New tiger reserves The name of new tiger reserves include: Anamalai -Parambikulam Wildlife Sanctuaries (Tamil Nadu & Kerala), Udanti and Sita Nadi Wildlife Sanctuaries (Chhattisgarh), Satkosia Wildlife Sanctuary (Orissa), Kaziranga National Park (Assam), Achanakmar Wildlife Sanctuary (Chhattisgarh), Dandeli Wildlife Sanctuary and Anshi National Park (Karnataka), Sanjay National Park and Sanjay Dubri Wildlife Sanctuary (Madhya Pradesh), and Mudumalai Wildlife Sanctuary of Tamil Nadu.

Project Tiger The centrally sponsored programme has been under implementation since 1973 and prior to the latest announcement, there were 28 tiger reserves in the country. Apart from maintaining the viable tiger population at different biogeographically regions throughout the country, the project also undertake various eco-development initiatives in order to reduce the dependency of the local communities from tiger reserve resources.
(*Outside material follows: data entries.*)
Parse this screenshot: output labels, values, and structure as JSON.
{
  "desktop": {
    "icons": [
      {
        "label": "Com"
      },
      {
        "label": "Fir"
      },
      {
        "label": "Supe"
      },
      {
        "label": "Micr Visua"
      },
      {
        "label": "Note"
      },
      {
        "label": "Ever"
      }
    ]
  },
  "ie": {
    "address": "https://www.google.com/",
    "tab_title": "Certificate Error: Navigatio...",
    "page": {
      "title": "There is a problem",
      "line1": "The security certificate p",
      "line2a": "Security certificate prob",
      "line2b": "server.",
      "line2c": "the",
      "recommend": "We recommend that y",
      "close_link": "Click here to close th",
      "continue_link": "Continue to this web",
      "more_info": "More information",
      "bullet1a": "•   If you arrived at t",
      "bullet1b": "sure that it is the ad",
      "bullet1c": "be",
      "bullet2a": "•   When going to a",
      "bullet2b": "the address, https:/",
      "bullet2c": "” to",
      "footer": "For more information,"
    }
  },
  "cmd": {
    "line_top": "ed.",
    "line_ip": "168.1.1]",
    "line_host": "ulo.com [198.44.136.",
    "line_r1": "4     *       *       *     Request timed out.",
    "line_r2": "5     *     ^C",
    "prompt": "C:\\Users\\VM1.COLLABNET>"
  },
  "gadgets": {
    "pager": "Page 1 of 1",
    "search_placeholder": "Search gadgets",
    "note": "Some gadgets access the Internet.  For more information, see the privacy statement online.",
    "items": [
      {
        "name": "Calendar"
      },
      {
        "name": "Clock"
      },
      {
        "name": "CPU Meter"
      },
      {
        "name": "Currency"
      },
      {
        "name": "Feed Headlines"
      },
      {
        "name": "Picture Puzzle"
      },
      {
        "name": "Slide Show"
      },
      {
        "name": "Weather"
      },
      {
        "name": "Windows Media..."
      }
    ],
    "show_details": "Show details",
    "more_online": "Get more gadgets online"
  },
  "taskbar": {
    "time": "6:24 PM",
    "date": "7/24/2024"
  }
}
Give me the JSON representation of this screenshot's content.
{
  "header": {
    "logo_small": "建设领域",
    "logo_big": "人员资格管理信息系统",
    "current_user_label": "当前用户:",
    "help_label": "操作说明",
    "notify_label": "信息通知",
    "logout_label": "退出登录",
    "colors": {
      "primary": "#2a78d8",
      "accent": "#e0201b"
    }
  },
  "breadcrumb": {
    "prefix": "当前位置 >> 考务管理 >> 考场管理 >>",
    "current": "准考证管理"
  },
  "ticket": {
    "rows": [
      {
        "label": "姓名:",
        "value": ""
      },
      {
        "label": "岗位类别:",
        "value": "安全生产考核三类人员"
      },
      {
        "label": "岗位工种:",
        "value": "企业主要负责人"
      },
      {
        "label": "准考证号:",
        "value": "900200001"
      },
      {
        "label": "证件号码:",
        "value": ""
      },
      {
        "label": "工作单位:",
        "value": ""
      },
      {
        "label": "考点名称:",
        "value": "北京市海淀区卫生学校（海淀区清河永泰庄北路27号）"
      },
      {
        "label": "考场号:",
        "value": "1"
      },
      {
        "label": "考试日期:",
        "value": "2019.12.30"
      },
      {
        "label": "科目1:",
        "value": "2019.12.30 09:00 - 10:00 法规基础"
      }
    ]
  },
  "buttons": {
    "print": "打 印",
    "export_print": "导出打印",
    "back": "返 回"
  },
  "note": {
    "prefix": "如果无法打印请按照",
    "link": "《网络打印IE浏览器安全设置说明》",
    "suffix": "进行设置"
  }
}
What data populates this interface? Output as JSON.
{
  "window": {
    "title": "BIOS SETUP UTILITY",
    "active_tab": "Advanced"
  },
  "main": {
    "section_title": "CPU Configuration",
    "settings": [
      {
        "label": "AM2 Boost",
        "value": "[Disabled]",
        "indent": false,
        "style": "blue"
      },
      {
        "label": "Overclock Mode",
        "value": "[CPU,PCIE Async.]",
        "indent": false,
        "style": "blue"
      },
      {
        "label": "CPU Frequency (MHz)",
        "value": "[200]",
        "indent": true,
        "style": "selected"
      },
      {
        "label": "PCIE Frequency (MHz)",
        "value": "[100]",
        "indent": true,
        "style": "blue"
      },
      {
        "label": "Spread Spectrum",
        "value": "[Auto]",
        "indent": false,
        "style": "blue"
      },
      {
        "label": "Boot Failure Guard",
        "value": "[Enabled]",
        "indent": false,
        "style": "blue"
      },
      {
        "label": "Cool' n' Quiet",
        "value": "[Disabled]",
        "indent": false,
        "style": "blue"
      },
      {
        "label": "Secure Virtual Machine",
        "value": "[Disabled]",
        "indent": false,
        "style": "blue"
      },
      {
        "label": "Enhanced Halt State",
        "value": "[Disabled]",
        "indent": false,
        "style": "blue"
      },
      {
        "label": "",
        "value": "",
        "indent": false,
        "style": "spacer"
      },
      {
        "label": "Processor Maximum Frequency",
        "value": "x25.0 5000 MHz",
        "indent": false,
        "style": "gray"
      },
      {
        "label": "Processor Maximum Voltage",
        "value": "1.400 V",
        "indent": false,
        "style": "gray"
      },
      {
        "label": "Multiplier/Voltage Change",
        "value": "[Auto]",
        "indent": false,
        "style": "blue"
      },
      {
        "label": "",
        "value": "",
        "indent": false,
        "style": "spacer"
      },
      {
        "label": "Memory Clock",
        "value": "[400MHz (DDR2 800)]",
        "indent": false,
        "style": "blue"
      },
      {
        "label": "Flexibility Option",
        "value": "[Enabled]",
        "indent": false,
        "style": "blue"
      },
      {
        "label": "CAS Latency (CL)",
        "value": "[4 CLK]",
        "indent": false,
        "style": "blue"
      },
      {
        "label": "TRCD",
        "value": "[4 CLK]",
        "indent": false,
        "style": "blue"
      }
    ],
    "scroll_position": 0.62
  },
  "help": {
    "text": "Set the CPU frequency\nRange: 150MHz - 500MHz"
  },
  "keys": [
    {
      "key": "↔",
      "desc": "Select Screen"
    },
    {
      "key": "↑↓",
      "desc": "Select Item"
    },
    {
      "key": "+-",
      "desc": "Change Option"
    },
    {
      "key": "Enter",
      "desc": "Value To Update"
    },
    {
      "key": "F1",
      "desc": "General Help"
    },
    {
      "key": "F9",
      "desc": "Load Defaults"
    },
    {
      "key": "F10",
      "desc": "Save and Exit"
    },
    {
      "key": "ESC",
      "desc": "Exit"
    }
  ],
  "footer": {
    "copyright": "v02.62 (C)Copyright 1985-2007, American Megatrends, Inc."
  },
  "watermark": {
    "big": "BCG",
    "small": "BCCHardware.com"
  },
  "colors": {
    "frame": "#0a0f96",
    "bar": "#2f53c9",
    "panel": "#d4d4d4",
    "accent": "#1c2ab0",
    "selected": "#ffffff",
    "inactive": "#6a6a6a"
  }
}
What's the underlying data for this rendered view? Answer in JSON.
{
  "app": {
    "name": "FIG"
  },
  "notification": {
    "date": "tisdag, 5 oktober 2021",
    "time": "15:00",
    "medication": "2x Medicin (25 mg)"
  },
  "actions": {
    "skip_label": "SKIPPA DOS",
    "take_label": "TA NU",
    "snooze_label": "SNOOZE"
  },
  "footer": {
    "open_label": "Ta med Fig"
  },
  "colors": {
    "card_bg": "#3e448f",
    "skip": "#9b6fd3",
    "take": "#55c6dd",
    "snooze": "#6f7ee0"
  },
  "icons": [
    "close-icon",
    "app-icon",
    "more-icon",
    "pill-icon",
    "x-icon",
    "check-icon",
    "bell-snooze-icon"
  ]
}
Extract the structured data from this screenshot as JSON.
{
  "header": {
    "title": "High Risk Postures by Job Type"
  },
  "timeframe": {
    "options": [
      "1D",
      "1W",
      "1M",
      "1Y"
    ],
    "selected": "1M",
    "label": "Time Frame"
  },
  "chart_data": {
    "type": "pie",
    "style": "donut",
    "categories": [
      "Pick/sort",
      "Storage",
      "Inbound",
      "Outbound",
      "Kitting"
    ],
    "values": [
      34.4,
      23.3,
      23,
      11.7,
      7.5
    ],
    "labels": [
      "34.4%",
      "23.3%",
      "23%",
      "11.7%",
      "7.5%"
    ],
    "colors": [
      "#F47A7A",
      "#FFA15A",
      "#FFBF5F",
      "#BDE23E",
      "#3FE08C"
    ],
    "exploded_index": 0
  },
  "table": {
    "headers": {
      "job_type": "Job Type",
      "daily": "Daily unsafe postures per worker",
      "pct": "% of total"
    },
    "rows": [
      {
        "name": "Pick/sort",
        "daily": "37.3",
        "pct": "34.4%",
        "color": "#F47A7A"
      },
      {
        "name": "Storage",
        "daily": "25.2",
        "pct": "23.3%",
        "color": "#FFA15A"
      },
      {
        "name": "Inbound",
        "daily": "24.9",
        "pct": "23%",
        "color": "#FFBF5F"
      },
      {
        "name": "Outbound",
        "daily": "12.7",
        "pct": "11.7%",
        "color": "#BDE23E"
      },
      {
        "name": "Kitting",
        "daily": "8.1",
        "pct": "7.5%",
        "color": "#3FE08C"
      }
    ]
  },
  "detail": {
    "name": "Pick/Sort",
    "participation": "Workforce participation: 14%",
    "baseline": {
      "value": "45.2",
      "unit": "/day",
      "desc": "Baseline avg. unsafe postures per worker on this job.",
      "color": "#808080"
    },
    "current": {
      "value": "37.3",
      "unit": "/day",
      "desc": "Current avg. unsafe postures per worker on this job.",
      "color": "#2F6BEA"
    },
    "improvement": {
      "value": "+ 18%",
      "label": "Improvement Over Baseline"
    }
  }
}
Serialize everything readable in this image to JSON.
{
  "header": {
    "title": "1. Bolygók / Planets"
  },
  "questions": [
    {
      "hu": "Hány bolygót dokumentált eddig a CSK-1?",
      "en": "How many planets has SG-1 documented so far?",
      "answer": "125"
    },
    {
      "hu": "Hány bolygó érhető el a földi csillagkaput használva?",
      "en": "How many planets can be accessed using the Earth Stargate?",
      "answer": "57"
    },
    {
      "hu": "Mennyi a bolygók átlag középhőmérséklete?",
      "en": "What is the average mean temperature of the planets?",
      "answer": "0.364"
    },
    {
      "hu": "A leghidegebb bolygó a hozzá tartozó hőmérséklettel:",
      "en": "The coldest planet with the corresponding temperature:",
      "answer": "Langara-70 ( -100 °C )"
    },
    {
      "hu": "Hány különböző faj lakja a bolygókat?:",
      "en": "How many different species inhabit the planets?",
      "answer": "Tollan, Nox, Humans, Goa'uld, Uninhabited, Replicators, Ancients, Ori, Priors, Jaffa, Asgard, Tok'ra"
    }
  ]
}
Tiger Population As per the last official data announced by the government on February 12 this year, the numbers of big cats left in India is somewhere between 1,165 and 1,657, a steep decline from the last official tiger census. The last major survey in 2002 had numbered it as 3,500. Rise in poaching and loss of quality habitat were also figured out as the prime factors behind the sharp fall in number of tigers.